Glen Moffatt is a New Zealand country music singer-songwriter who relocated to Brisbane, Australia, in 2002.
Moffatt was born in Hastings and raised in Napier. He was a newspaper journalist before moving to Auckland at the end of 1991.
New Zealand music historian John Dix wrote of New Zealand music in the 1990s, "It wasn't all alt.rock, hip hop and hard rock in the '90s. Country rock survived with recording acts like the Coalrangers (from the wild West Coast), Glen Moffatt, Ritchie Pickett, the Renderers and the Waltons. The most successful were the Warratahs, signed to Pagan."
Moffatt's 1995 debut album Somewhere in New Zealand Tonight was described by New Zealand Herald music critic Graham Reid as the "birth of a Kiwi classic". It was a finalist in country album of the year at the 1996 New Zealand recording industry awards. Moffatt was also a finalist in the rising star and songwriter of the year categories.
In 1998 he released follow-up A Place to Play, of which Reid wrote, "Moffatt has written his name large again and is, after two strong showings, a talent too big to ignore". In 2001, as Glen Moffatt Band, came his final New Zealand album If That's What You Want.
Moffatt moved to Queensland in 2002, forming a band called Glen Moffatt & the Tallboys, and in 2007 he began working with long-time Brisbane band The Smokin' Crawdads. He sang six tracks on the Smokin' Crawdads album Straight to the Pool Room, which featured Sydney violinist Ian Cooper and was launched at the 2010 Tamworth country music festival.
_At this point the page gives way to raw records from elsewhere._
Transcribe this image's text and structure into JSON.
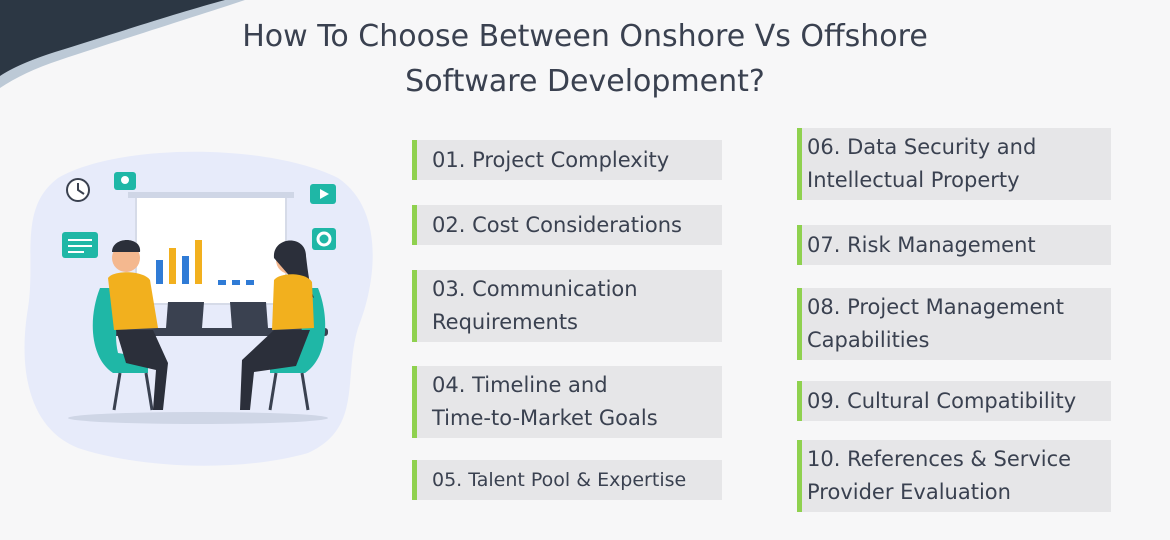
{
  "title": {
    "line1": "How To Choose Between Onshore Vs Offshore",
    "line2": "Software Development?"
  },
  "colors": {
    "background": "#f7f7f8",
    "card": "#e6e6e8",
    "accent": "#8fd14f",
    "text": "#3a4150",
    "corner": "#2c3744"
  },
  "illustration": {
    "icons": [
      "clock-icon",
      "location-pin-icon",
      "play-icon",
      "gear-icon",
      "document-icon",
      "bar-chart-icon",
      "laptop-icon"
    ]
  },
  "factors_left": [
    {
      "label": "01. Project Complexity"
    },
    {
      "label": "02. Cost Considerations"
    },
    {
      "label": "03. Communication\nRequirements"
    },
    {
      "label": "04. Timeline and\nTime-to-Market Goals"
    },
    {
      "label": "05. Talent Pool & Expertise"
    }
  ],
  "factors_right": [
    {
      "label": "06. Data Security and\nIntellectual Property"
    },
    {
      "label": "07. Risk Management"
    },
    {
      "label": "08. Project Management\nCapabilities"
    },
    {
      "label": "09. Cultural Compatibility"
    },
    {
      "label": "10. References & Service\nProvider Evaluation"
    }
  ]
}
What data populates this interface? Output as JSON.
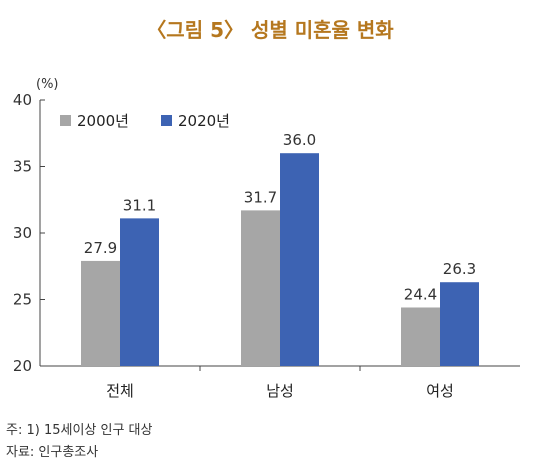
{
  "title": "〈그림 5〉 성별 미혼율 변화",
  "unit": "(%)",
  "notes": {
    "note": "주: 1) 15세이상 인구 대상",
    "source": "자료: 인구총조사"
  },
  "colors": {
    "series_2000": "#a6a6a6",
    "series_2020": "#3d63b3",
    "title": "#b5771e"
  },
  "chart_data": {
    "type": "bar",
    "title": "〈그림 5〉 성별 미혼율 변화",
    "ylabel": "(%)",
    "ylim": [
      20,
      40
    ],
    "yticks": [
      20,
      25,
      30,
      35,
      40
    ],
    "grid": false,
    "legend_position": "top-left",
    "categories": [
      "전체",
      "남성",
      "여성"
    ],
    "series": [
      {
        "name": "2000년",
        "values": [
          27.9,
          31.7,
          24.4
        ],
        "labels": [
          "27.9",
          "31.7",
          "24.4"
        ]
      },
      {
        "name": "2020년",
        "values": [
          31.1,
          36.0,
          26.3
        ],
        "labels": [
          "31.1",
          "36.0",
          "26.3"
        ]
      }
    ]
  }
}
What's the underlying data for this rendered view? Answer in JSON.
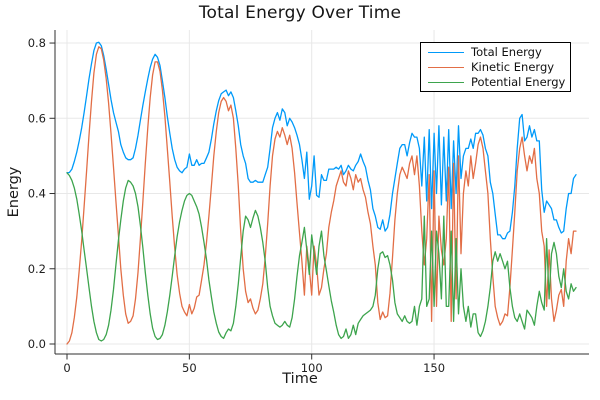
{
  "chart_data": {
    "type": "line",
    "title": "Total Energy Over Time",
    "xlabel": "Time",
    "ylabel": "Energy",
    "grid": true,
    "legend_position": "top-right",
    "x_start": 0,
    "x_step": 1,
    "n_points": 209,
    "xlim": [
      -5,
      213
    ],
    "ylim": [
      -0.027,
      0.835
    ],
    "x_ticks": [
      0,
      50,
      100,
      150
    ],
    "x_tick_labels": [
      "0",
      "50",
      "100",
      "150"
    ],
    "y_ticks": [
      0.0,
      0.2,
      0.4,
      0.6,
      0.8
    ],
    "y_tick_labels": [
      "0.0",
      "0.2",
      "0.4",
      "0.6",
      "0.8"
    ],
    "colors": {
      "grid": "#e8e8e8",
      "axis": "#2f2f2f",
      "tick_text": "#1f1f1f",
      "background": "#ffffff",
      "legend_border": "#000000"
    },
    "series": [
      {
        "name": "Total Energy",
        "color": "#009af9",
        "values": [
          0.455,
          0.456,
          0.465,
          0.485,
          0.51,
          0.54,
          0.575,
          0.615,
          0.66,
          0.705,
          0.745,
          0.78,
          0.8,
          0.802,
          0.793,
          0.767,
          0.73,
          0.69,
          0.65,
          0.615,
          0.59,
          0.565,
          0.53,
          0.51,
          0.495,
          0.49,
          0.49,
          0.495,
          0.52,
          0.555,
          0.595,
          0.635,
          0.67,
          0.705,
          0.735,
          0.757,
          0.77,
          0.762,
          0.74,
          0.7,
          0.655,
          0.605,
          0.56,
          0.52,
          0.49,
          0.47,
          0.46,
          0.455,
          0.465,
          0.47,
          0.505,
          0.475,
          0.475,
          0.49,
          0.475,
          0.48,
          0.48,
          0.495,
          0.51,
          0.545,
          0.585,
          0.62,
          0.647,
          0.665,
          0.67,
          0.675,
          0.66,
          0.67,
          0.655,
          0.62,
          0.58,
          0.53,
          0.5,
          0.48,
          0.44,
          0.43,
          0.43,
          0.435,
          0.43,
          0.43,
          0.43,
          0.45,
          0.47,
          0.52,
          0.575,
          0.6,
          0.615,
          0.595,
          0.625,
          0.615,
          0.58,
          0.6,
          0.59,
          0.575,
          0.555,
          0.53,
          0.49,
          0.44,
          0.51,
          0.385,
          0.42,
          0.5,
          0.395,
          0.39,
          0.45,
          0.435,
          0.435,
          0.465,
          0.465,
          0.465,
          0.47,
          0.465,
          0.475,
          0.45,
          0.46,
          0.475,
          0.465,
          0.46,
          0.475,
          0.485,
          0.505,
          0.485,
          0.47,
          0.435,
          0.41,
          0.36,
          0.34,
          0.31,
          0.305,
          0.33,
          0.3,
          0.31,
          0.345,
          0.4,
          0.44,
          0.48,
          0.52,
          0.53,
          0.53,
          0.5,
          0.535,
          0.56,
          0.55,
          0.55,
          0.52,
          0.42,
          0.55,
          0.38,
          0.57,
          0.36,
          0.56,
          0.4,
          0.58,
          0.37,
          0.55,
          0.38,
          0.57,
          0.36,
          0.54,
          0.4,
          0.58,
          0.44,
          0.5,
          0.52,
          0.52,
          0.545,
          0.52,
          0.56,
          0.56,
          0.57,
          0.555,
          0.52,
          0.5,
          0.43,
          0.4,
          0.345,
          0.29,
          0.29,
          0.28,
          0.28,
          0.295,
          0.3,
          0.35,
          0.42,
          0.52,
          0.6,
          0.61,
          0.54,
          0.55,
          0.58,
          0.55,
          0.57,
          0.54,
          0.54,
          0.41,
          0.35,
          0.38,
          0.37,
          0.36,
          0.33,
          0.33,
          0.31,
          0.295,
          0.3,
          0.36,
          0.4,
          0.4,
          0.44,
          0.45
        ]
      },
      {
        "name": "Kinetic Energy",
        "color": "#e26e46",
        "values": [
          0.0,
          0.008,
          0.03,
          0.07,
          0.125,
          0.195,
          0.275,
          0.365,
          0.46,
          0.555,
          0.645,
          0.72,
          0.77,
          0.79,
          0.785,
          0.755,
          0.705,
          0.64,
          0.56,
          0.47,
          0.38,
          0.29,
          0.2,
          0.13,
          0.08,
          0.055,
          0.06,
          0.075,
          0.12,
          0.19,
          0.28,
          0.38,
          0.48,
          0.575,
          0.655,
          0.715,
          0.75,
          0.75,
          0.725,
          0.675,
          0.605,
          0.52,
          0.43,
          0.34,
          0.255,
          0.185,
          0.135,
          0.1,
          0.085,
          0.075,
          0.105,
          0.08,
          0.095,
          0.125,
          0.13,
          0.17,
          0.21,
          0.27,
          0.34,
          0.42,
          0.5,
          0.565,
          0.615,
          0.645,
          0.655,
          0.645,
          0.62,
          0.635,
          0.6,
          0.52,
          0.42,
          0.3,
          0.2,
          0.14,
          0.11,
          0.12,
          0.095,
          0.08,
          0.09,
          0.12,
          0.16,
          0.23,
          0.32,
          0.42,
          0.5,
          0.545,
          0.565,
          0.55,
          0.575,
          0.555,
          0.53,
          0.555,
          0.52,
          0.455,
          0.375,
          0.295,
          0.22,
          0.13,
          0.26,
          0.2,
          0.13,
          0.26,
          0.21,
          0.13,
          0.15,
          0.2,
          0.24,
          0.31,
          0.35,
          0.38,
          0.42,
          0.44,
          0.46,
          0.43,
          0.42,
          0.46,
          0.44,
          0.41,
          0.45,
          0.43,
          0.44,
          0.41,
          0.39,
          0.35,
          0.32,
          0.26,
          0.21,
          0.11,
          0.065,
          0.085,
          0.07,
          0.075,
          0.135,
          0.23,
          0.33,
          0.4,
          0.45,
          0.47,
          0.455,
          0.44,
          0.48,
          0.5,
          0.45,
          0.5,
          0.42,
          0.3,
          0.21,
          0.28,
          0.45,
          0.06,
          0.46,
          0.1,
          0.34,
          0.25,
          0.21,
          0.28,
          0.47,
          0.06,
          0.48,
          0.12,
          0.5,
          0.24,
          0.4,
          0.46,
          0.42,
          0.5,
          0.44,
          0.48,
          0.53,
          0.55,
          0.52,
          0.46,
          0.4,
          0.28,
          0.18,
          0.1,
          0.07,
          0.05,
          0.06,
          0.08,
          0.075,
          0.15,
          0.25,
          0.35,
          0.46,
          0.52,
          0.55,
          0.5,
          0.46,
          0.5,
          0.48,
          0.52,
          0.44,
          0.4,
          0.3,
          0.26,
          0.1,
          0.25,
          0.12,
          0.06,
          0.09,
          0.13,
          0.145,
          0.1,
          0.22,
          0.28,
          0.24,
          0.3,
          0.3
        ]
      },
      {
        "name": "Potential Energy",
        "color": "#3da44d",
        "values": [
          0.455,
          0.448,
          0.435,
          0.415,
          0.385,
          0.345,
          0.3,
          0.25,
          0.2,
          0.15,
          0.1,
          0.06,
          0.03,
          0.012,
          0.008,
          0.012,
          0.025,
          0.05,
          0.09,
          0.145,
          0.21,
          0.275,
          0.33,
          0.38,
          0.415,
          0.435,
          0.43,
          0.42,
          0.4,
          0.365,
          0.315,
          0.255,
          0.19,
          0.13,
          0.08,
          0.042,
          0.02,
          0.012,
          0.015,
          0.025,
          0.05,
          0.085,
          0.13,
          0.18,
          0.235,
          0.285,
          0.325,
          0.355,
          0.38,
          0.395,
          0.4,
          0.395,
          0.38,
          0.365,
          0.345,
          0.31,
          0.27,
          0.225,
          0.17,
          0.125,
          0.085,
          0.055,
          0.032,
          0.02,
          0.015,
          0.03,
          0.04,
          0.035,
          0.055,
          0.1,
          0.16,
          0.23,
          0.3,
          0.34,
          0.33,
          0.31,
          0.335,
          0.355,
          0.34,
          0.31,
          0.27,
          0.22,
          0.15,
          0.1,
          0.075,
          0.055,
          0.05,
          0.045,
          0.05,
          0.06,
          0.05,
          0.045,
          0.07,
          0.12,
          0.18,
          0.235,
          0.27,
          0.31,
          0.25,
          0.185,
          0.29,
          0.24,
          0.185,
          0.26,
          0.3,
          0.235,
          0.195,
          0.155,
          0.115,
          0.085,
          0.05,
          0.025,
          0.015,
          0.02,
          0.04,
          0.015,
          0.025,
          0.05,
          0.025,
          0.055,
          0.065,
          0.075,
          0.08,
          0.085,
          0.09,
          0.1,
          0.13,
          0.2,
          0.24,
          0.245,
          0.23,
          0.235,
          0.21,
          0.17,
          0.11,
          0.08,
          0.07,
          0.06,
          0.075,
          0.06,
          0.055,
          0.06,
          0.1,
          0.05,
          0.1,
          0.12,
          0.34,
          0.1,
          0.12,
          0.3,
          0.1,
          0.3,
          0.24,
          0.12,
          0.34,
          0.1,
          0.1,
          0.3,
          0.06,
          0.28,
          0.08,
          0.2,
          0.1,
          0.06,
          0.1,
          0.045,
          0.08,
          0.08,
          0.03,
          0.02,
          0.035,
          0.06,
          0.1,
          0.15,
          0.22,
          0.245,
          0.22,
          0.24,
          0.22,
          0.2,
          0.22,
          0.15,
          0.1,
          0.07,
          0.06,
          0.08,
          0.06,
          0.04,
          0.09,
          0.08,
          0.07,
          0.05,
          0.1,
          0.14,
          0.11,
          0.09,
          0.28,
          0.12,
          0.24,
          0.27,
          0.24,
          0.18,
          0.15,
          0.2,
          0.14,
          0.12,
          0.16,
          0.14,
          0.15
        ]
      }
    ]
  }
}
SDL Music (Scoop de Loop) released the compilation Troubadours - NZ Singer/Songwriter Series: Vol 1 in 2009 containing eight songs each from Moffatt, Al Hunter and Red McKelvie.
Recorded in New Zealand and Australia over 18 months, Moffatt's Superheroes & Scary Things album was released in July 2014. During the same month, Sony Music NZ included his song "Somewhere in New Zealand Tonight" on their Godzone Country: The Very Best of New Zealand Country Music CD release.
Moffatt's songs have appeared on albums by Bill Chambers, Ritchie Pickett and Dennis Marsh.